A security agency chief has warned that Moscow has a "very complex intelligence interest in Germany." However, far-right extremism is the country's current "greatest threat," he said.

https://p.dw.com/p/3uUNU
Vladimir Putin in Moscow
"Russia has significantly increased its activity," the security agency chief saidImage: Mikhail Metzel/Sputnik/AP/picture alliance

Russian intelligence is as active in Germany as it was "during the Cold War era," the head of Germany's domestic intelligence agency (BfV) said in comments published by the German Welt am Sonntag newspaper.

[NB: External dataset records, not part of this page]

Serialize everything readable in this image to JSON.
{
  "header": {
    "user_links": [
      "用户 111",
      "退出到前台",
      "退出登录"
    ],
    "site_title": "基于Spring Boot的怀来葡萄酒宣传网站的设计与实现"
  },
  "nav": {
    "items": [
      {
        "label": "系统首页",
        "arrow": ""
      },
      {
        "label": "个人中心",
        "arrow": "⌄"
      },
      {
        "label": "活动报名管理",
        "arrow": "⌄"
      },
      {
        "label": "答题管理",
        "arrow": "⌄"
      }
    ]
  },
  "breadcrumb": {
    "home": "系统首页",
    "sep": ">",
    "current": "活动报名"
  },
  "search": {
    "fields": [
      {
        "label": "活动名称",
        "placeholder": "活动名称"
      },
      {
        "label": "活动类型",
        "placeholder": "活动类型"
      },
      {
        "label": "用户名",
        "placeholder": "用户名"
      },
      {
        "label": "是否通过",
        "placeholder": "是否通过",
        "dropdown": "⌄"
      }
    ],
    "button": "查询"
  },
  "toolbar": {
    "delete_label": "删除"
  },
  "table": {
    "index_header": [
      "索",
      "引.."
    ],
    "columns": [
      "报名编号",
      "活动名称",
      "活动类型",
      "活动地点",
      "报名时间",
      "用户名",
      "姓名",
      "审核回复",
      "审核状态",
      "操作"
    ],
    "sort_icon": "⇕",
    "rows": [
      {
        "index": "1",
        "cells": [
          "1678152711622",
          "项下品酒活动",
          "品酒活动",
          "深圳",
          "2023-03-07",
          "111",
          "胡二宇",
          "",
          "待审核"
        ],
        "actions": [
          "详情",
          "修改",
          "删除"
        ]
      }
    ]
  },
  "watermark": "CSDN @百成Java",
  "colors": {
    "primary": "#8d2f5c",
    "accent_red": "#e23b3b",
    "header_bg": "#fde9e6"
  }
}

BfV leader Thomas Haldenwang said the Kremlin has a "very complex intelligence interest in Germany in almost all policy areas."

"We recognize that Russia has significantly increased its activity," Haldenwang told the Sunday newspaper. "So far, we have only known the level we have achieved in the meantime from the Cold War era."

Haldenwang said Russia was using agents to try "establish contact in the environment of political decision-makers."

Moscow's "methods are becoming rougher and the means more brutal," the intelligence expert added, citing the murder of a Georgian man in Berlin in 2019, which the agency has blamed on the Russian government.

'Ruthless' approach

Bruno Kahl, president of Germany's foreign intelligence agency (BND), said Germany must "think about the dominance of other powers that want to impose their will on us."

"There is a change in morals, the approach more ruthless, and interests are being asserted more blatantly than in the past," he told the newspaper.

Referring to China and Russia, Kahl said, "Attempts are being made with all possible methods to secure their own advantages," and to "stir up dissonance between states in the West."

Right-wing extremism 'greatest threat'

However, right-wing extremism is Germany's "greatest threat to security and democracy,"  Haldenwang said, citing terrorist networks as well groups and political parties in the country's growing far-right scene.

Intelligence is also very concerned about right-wing extremist propaganda online, which Haldenwang said was overrun "with hate messages that are anti-Muslim and anti-Semitic, xenophobic and anti-democratic."

He stressed that Germany's far-right was gaining prominence and that some followers acted as "intellectual arsonists and underpin the movement with ideology."